I'd guess they probably wouldn't.
From the sampling of subsequent news headlines listed below, it's interesting to see the many instances of government snapping into quick action to assess bridges and assuage the safety concerns of residents. Federal highway officials ordered states to immediately inspect the 700 other U.S. bridges that share a similar design with the collapsed Minneapolis bridge. Governors in many states ordered immediate inspections of their state's bridges. With more than half a million bridges in the U.S., bridge inspectors are sure to be busy in the coming weeks...

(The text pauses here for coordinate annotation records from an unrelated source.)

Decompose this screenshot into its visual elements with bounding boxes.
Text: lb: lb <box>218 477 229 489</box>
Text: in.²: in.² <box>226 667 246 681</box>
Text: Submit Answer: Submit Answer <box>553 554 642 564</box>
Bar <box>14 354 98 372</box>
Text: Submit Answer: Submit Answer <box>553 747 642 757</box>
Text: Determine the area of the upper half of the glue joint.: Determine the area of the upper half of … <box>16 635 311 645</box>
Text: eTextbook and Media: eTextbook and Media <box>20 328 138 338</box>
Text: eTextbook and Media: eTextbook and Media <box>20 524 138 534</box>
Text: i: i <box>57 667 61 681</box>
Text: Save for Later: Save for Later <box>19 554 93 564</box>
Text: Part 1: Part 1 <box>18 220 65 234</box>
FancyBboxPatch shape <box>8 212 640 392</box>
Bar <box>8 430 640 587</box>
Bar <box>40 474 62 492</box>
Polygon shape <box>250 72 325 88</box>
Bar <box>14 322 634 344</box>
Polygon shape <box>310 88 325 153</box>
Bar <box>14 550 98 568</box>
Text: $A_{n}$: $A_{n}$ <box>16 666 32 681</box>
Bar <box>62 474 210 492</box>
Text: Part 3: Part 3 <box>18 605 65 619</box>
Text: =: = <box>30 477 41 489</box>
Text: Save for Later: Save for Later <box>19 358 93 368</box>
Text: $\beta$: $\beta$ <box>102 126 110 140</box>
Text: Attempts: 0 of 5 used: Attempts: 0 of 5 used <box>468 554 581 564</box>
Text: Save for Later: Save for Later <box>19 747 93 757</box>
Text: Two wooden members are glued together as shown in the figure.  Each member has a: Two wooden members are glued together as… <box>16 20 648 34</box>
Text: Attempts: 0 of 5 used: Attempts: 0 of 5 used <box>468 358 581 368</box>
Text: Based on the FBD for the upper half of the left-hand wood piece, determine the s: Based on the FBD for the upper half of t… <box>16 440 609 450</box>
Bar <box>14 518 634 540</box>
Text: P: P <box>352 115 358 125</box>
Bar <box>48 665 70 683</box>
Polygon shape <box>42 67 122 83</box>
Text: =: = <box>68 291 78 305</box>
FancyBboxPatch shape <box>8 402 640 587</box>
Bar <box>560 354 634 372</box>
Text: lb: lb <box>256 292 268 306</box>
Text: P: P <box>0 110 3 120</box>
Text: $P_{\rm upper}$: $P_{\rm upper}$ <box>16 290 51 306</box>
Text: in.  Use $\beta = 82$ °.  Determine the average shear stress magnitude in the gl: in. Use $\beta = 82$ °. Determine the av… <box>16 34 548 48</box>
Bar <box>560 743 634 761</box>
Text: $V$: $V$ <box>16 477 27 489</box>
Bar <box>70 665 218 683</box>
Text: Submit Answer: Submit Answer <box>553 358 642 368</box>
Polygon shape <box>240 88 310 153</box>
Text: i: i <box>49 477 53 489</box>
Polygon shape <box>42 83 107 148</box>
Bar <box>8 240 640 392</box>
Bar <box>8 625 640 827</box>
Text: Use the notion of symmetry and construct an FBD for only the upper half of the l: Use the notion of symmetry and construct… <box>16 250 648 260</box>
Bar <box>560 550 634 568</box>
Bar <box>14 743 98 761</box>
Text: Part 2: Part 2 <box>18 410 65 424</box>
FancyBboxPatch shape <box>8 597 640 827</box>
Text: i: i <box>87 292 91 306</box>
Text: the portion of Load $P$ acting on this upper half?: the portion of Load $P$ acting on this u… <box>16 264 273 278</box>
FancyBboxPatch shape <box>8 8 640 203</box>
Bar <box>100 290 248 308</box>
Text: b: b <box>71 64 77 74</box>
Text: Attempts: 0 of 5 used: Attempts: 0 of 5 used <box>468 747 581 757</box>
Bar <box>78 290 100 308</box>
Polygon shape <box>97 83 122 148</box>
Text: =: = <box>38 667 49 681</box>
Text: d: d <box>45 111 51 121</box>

Reading news stories about planning is crucially important to the worth of planners, developers, public officials, policy makers, and anyone else who cares about the way communities form and evolve. By knowing what's going on in other places, those concerned with cities and their development will be better informed to analyze and approach the planning issues facing their own communities.
But it can be assured that some would argue that the relative importance of most planning news is insignificant, as the practice of planning is primarily place-based; specific plans address specific issues in specific places. This might lead some to believe that an issue or problem being faced in a city 500 miles away really doesn't have a lot to do with what's going on at home.